Wednesday, June 24, 2009
Skip♦Beat!, vol. 6
The story: This volume starts off with Kyoko and Kanae being hired for their first-ever commercial and their celebration of sorts that afternoon. As Kyoko and Kanae enjoy what Kyoko thinks "normal" girls would enjoy, Kanae's rival and her lackeys are doing their best to get Kanae injured so the rival can substitute her place in commercial. An inspiring confrontation between the two eventually occurs.
Once the commercial finishes filming, Kyoko is then asked to become Ren's substitute manager when everyone at LME becomes ill with a debilitating cold. Of course, touching moments between Kyoko and Ren ensue!
Reaction: The first chapter in this volume is a hoot, especially since the "errand boys" of Kanae's rival are so idiotic. Every time they think they've got Kanae cornered, Kyoko just runs off with her to go check out something she's entirely too excited about. I especially enjoyed all of Ren's flashbacks to when he and Kyoko were children; Kyoko's so precious in them, it's almost hard to believe how different she is today. Of course, her true personality continues to shine through, drawing Ren ever closer to her. Lastly, it was really interesting to see how culturally specific some cold remedies are -- when Ren gets sick, Kyoko gives him a cooling gel pack for his fever and shreds daikon radish with honey to soothe his throat!
Deep thoughts: Kyoko's overexcitement at experiencing new things is very childlike -- throughout this volume, she's marveling at all the things normal teenage girls do that she's now allowed to do, too. It certainly makes for a depressing background story. Because of her past devotion to Sho, Kyoko was never able to experience things like wearing a school uniform or having a best friend. But, there's more at work here, too, considering Kyoko's lonely childhood at the hands of her absentee mother.
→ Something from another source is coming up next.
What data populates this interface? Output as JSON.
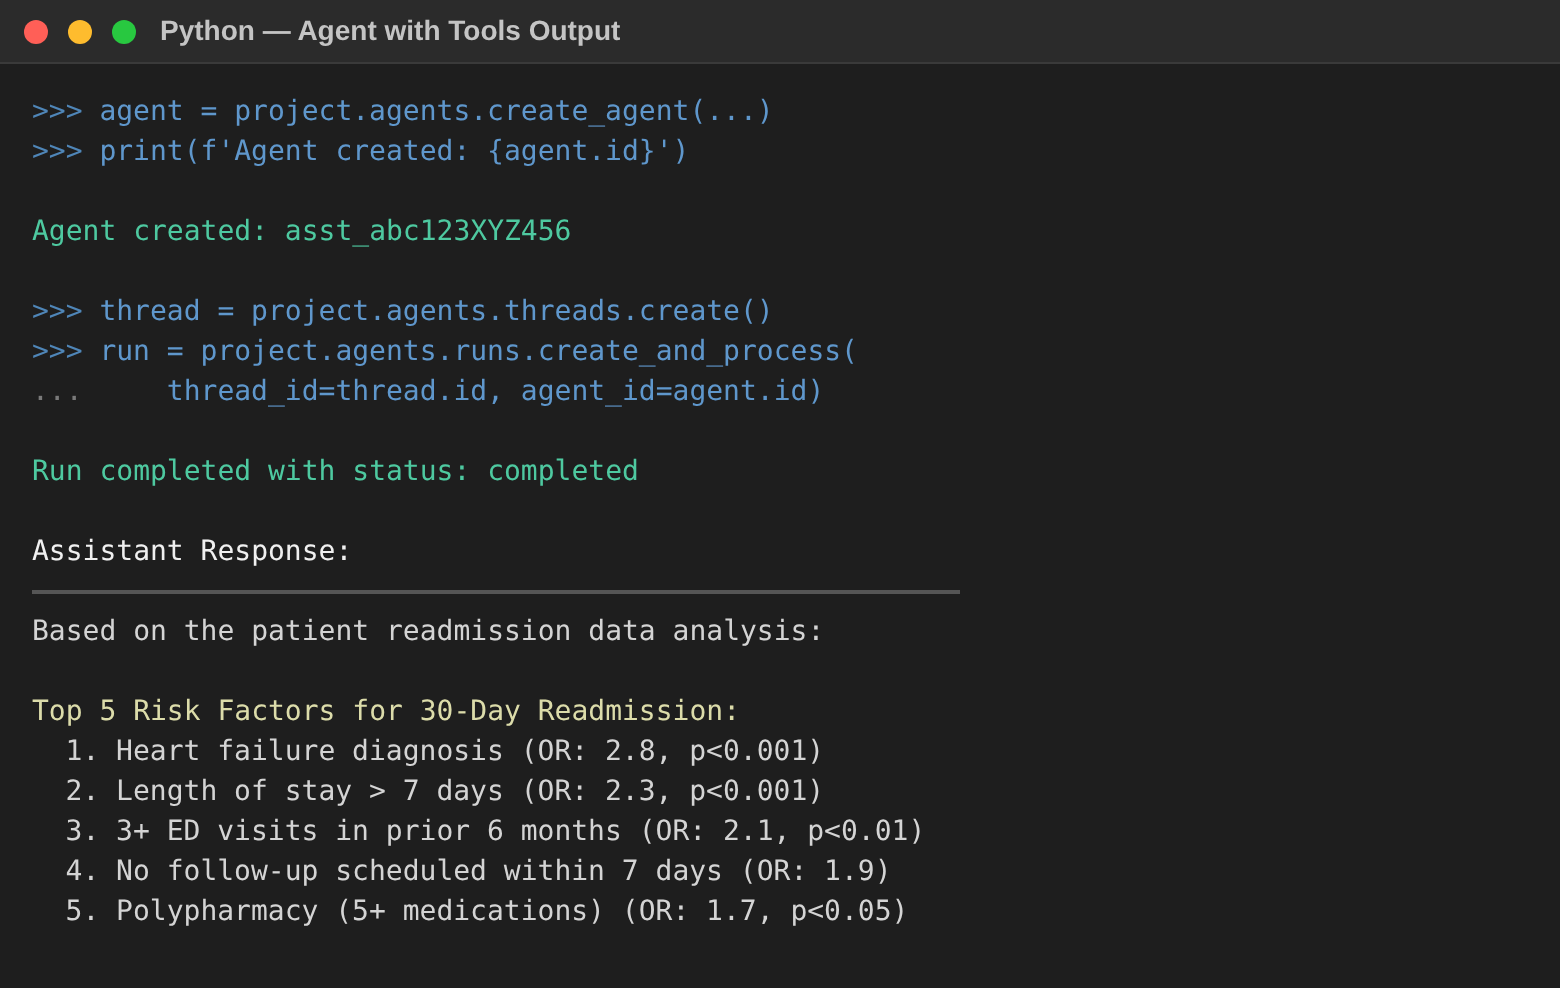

Artwork: Kyoko's getting less and less ugly to me, but that may be because her attitude is slowly changing for the better. Or, Yoshiki Nakamura could just be getting better at drawing the character. Additionally, Kyoko's increasing (and subconscious) affection for Ren is illustrated wonderfully without the heavy-handed use of the usual shojo tools -- like sparkles and gracefully falling flowers. Instead, Nakamura shows it in little ways, mostly via Kyoko's facial reactions to whatever Ren has said. Of course, Nakamura still goes for the laughs by using chibis and endearing the reader to Kyoko by frequently showing her as a child.
The verdict: Highly recommended. This story is beginning to deepen in interesting ways and there are more connections being drawn between Kyoko and the people around her. This manga could easily bog down the reader with Kyoko's sob story, but, instead, Nakamura chooses to show the love, humor and determination that is all Kyoko. Skip♦Beat! is available in the U.S. from Viz.